802.11 networking is getting easier for industrial apps with a new player: GainSpan. Spun out of Intel, they’ve created a new SoC with a pair of ARM7s driving an 802.11 stack. One GS1010, a single balun, and an antenna, and you’re on the air. Details being announced shortly, but besides the SoC nature of the solution, battery life and ease of programming is a big part of the story.

And I saw the first module with a GainSpan chip and a four-channel Quickfilter device from Oceana Sensor. Very small, making Wi-Fi sensor networks easy to implement. Alex Kalasinsky says Oceana has ported six reference sensor designs to the WSeM.

Regarding security, there are a lot of different paths being considered. Industrial Defender’s Todd Nicholson said that “… [many of these industrial] networks were not built with cyber security in mind.” That’s probably the understatement of the show. Their tools and services set up a perimeter and help with assessing and mitigating threats with the goal of stopping cascading failures.

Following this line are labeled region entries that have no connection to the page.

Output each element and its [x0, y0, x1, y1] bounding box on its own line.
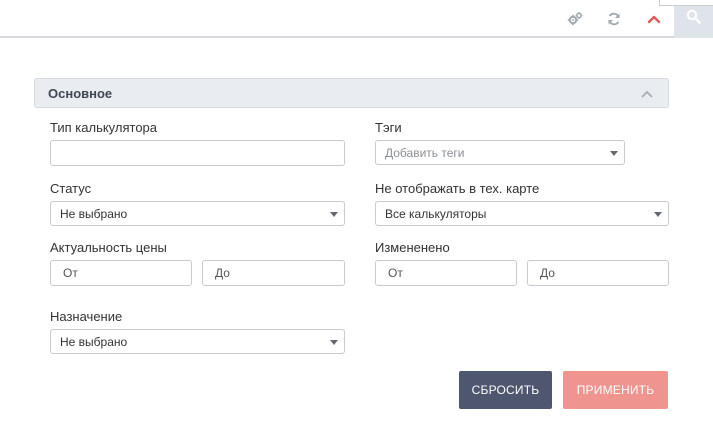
tags-select-placeholder: Добавить теги [385, 146, 465, 160]
refresh-icon[interactable] [604, 9, 624, 29]
hide-in-tech-card-select-value: Все калькуляторы [385, 207, 487, 221]
status-select-value: Не выбрано [60, 207, 128, 221]
changed-to-input[interactable] [527, 260, 669, 286]
caret-down-icon [330, 340, 338, 345]
caret-down-icon [330, 212, 338, 217]
chevron-up-icon[interactable] [640, 87, 654, 99]
tags-select[interactable]: Добавить теги [375, 140, 625, 165]
price-relevance-to-input[interactable] [202, 260, 345, 286]
status-label: Статус [50, 181, 92, 196]
section-header-main[interactable]: Основное [34, 78, 669, 108]
apply-button[interactable]: ПРИМЕНИТЬ [563, 371, 668, 409]
search-icon [686, 9, 701, 29]
purpose-select[interactable]: Не выбрано [50, 329, 345, 354]
purpose-select-value: Не выбрано [60, 335, 128, 349]
top-toolbar [0, 0, 713, 38]
reset-button[interactable]: СБРОСИТЬ [459, 371, 552, 409]
calculator-type-label: Тип калькулятора [50, 120, 158, 135]
collapse-chevron-up-icon[interactable] [644, 9, 664, 29]
hide-in-tech-card-label: Не отображать в тех. карте [375, 181, 540, 196]
hide-in-tech-card-select[interactable]: Все калькуляторы [375, 201, 669, 226]
price-relevance-label: Актуальность цены [50, 240, 167, 255]
calculator-type-input[interactable] [50, 140, 345, 166]
price-relevance-from-input[interactable] [50, 260, 192, 286]
caret-down-icon [610, 151, 618, 156]
purpose-label: Назначение [50, 309, 123, 324]
status-select[interactable]: Не выбрано [50, 201, 345, 226]
search-tab-edge [659, 0, 713, 6]
caret-down-icon [654, 212, 662, 217]
changed-label: Измененено [375, 240, 450, 255]
settings-gears-icon[interactable] [565, 9, 585, 29]
section-title: Основное [48, 86, 113, 101]
changed-from-input[interactable] [375, 260, 517, 286]
tags-label: Тэги [375, 120, 402, 135]
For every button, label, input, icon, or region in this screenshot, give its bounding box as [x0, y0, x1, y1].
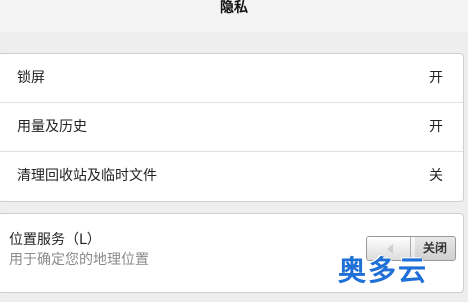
privacy-settings-group: 锁屏 开 用量及历史 开 清理回收站及临时文件 关 — [0, 53, 464, 202]
header-bar: 隐私 — [0, 0, 468, 32]
setting-label: 锁屏 — [17, 70, 45, 86]
watermark-logo: 奥多云 — [338, 254, 429, 287]
setting-row-lock-screen[interactable]: 锁屏 开 — [0, 54, 463, 103]
setting-value: 开 — [429, 119, 443, 135]
location-services-title: 位置服务（L） — [9, 232, 101, 248]
setting-label: 用量及历史 — [17, 119, 87, 135]
setting-value: 开 — [429, 70, 443, 86]
setting-row-usage-history[interactable]: 用量及历史 开 — [0, 103, 463, 152]
page-title: 隐私 — [220, 0, 248, 16]
location-services-description: 用于确定您的地理位置 — [9, 252, 149, 268]
setting-row-clear-trash[interactable]: 清理回收站及临时文件 关 — [0, 152, 463, 201]
setting-label: 清理回收站及临时文件 — [17, 168, 157, 184]
setting-value: 关 — [429, 168, 443, 184]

At the device level, Wurldtech is tackling a different problem - how to characterize traffic from an industrial device. Using a grammar-based, protocol-aware testing engine, they can assess potential vulnerabilities and certify devices. It’s a quite different approach - this is their coming-out event and more detail should be available as this approach builds momentum. One tidbit was BP has adopted certification of devices via testing with their Achilles Satellite as part of their procurement specification.

And I talked to Tom Beggan from Enterasys Networks on yet another dimension of the security problem. Their switches do role-based per-port configuration, providing 4 basic functions on traffic at layers 2, 3, or 4: allow, deny, rate limit, or contain to a VLAN. Policies are enforced at the port level based on who you are (IP, business role). Similar but less sophisticated approaches are in enterprise-grade switches, but this is the first I’ve seen this type of capability in an industrial-grade Ethernet switch.

Interesting times as industrial apps continue to shift from legacy-based connectivity to more open networking standards - and hit many of the same issues the enterprise networking folks have encountered before.